A search for “book eli” with fuzziness 2 would still bring it as the third result:
1 2 3 4 5 6 |
문자열 인덱스 이름 = "movies_index"; 매치 쿼리 쿼리 = 검색 쿼리.일치("book eli").필드("title").흐릿함(2); 검색 쿼리 결과 결과 = 영화 저장소.getCouchbaseOperations().카우치베이스 버킷 가져오기().쿼리( new 검색 쿼리(인덱스 이름, 쿼리).하이라이트().limit(12)); printResults(영화); |
1 2 3 4 5 6 7 8 9 10 11 12 13 14 15 16 17 18 19 20 21 22 23 24 25 26 27 28 29 30 31 32 33 34 35 36 37 38 39 40 41 42 43 44 45 46 47 |
1) Ed Wood 점수: 0.030723793900031805 Hit Locations: 필드:title 용어:wood 조각:[<mark>Ed</mark> <mark>Wood</mark>] ----------------------------- 필드:title 용어:ed 조각:[<mark>Ed</mark> <mark>Wood</mark>] ----------------------------- 2) Man 의 Tai Chi 점수: 0.0271042761982626 Hit Locations: 필드:title 용어:chi 조각:[Man 의 <mark>Tai</mark> <mark>Chi</mark>] ----------------------------- 필드:title 용어:tai 조각:[Man 의 <mark>Tai</mark> <mark>Chi</mark>] ----------------------------- 3) 그리고 예약 의 Eli 점수: 0.02608335441670756 Hit Locations: 필드:title 용어:eli 조각:[그리고 <mark>예약</mark> 의 <mark>Eli</mark>] ----------------------------- 필드:title 용어:책 조각:[그리고 <mark>예약</mark> 의 <mark>Eli</mark>] ----------------------------- 4) 그리고 Good Lie 점수: 0.02439822770591834 Hit Locations: 필드:title 용어:lie 조각:[그리고 <mark>Good</mark> <mark>Lie</mark>] ----------------------------- 필드:title 용어:좋은 조각:[그리고 <mark>Good</mark> <mark>Lie</mark>] ----------------------------- |
However, as the average English word is 5 letters long, I would NOT recommend using an edit distance bigger than 2 unless the user is searching for long words that are easy to misspell, like “Schwarzenegger” for instance (at least for non-Germans or non-Austrians).
결론
In this article, we discussed fuzziness matching and how to overcome its major side effect without messing up with its relevance. Mind you, fuzzy matching is just one of the many features which you should take advantage of while implementing a relevant and user-friendly search. We are going to discuss some of them during this series: N-Grams, Stopwords, Steeming, Shingle, Elision. Etc.

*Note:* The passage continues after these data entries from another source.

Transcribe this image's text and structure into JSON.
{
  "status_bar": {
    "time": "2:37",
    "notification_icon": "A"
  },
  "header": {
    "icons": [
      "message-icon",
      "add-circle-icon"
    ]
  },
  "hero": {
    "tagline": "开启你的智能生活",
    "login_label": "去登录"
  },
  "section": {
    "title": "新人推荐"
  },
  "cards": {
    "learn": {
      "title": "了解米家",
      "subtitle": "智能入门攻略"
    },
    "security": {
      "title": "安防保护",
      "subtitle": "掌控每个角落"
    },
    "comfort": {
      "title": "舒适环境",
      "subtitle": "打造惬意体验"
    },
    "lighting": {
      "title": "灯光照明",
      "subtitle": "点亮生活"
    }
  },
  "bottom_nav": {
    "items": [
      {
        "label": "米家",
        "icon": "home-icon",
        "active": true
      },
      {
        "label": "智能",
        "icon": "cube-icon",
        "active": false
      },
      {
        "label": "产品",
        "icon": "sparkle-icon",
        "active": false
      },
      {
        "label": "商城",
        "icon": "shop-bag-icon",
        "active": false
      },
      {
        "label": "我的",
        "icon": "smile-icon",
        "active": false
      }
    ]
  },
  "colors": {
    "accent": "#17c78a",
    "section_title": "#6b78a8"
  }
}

Check out also the 1부 그리고 파트 2 of this series.
그동안 궁금한 점이 있으시면 다음 주소로 트윗해 주세요. @deniswsrosa.
How does the score returned from the index relate to a percentage match? How would one construct a query for which the relevancy score of the results represent a relevancy of > 50%, for example?
If you want to understand more about how documents are scored, both lucene and bleve have the “explain” method. In couchbase you can set explain(true) to see exactly how the score is calculated.The results are by default sorted by score, so the most relevant ones should be the first ones in the list. What are you trying to achieve exactly?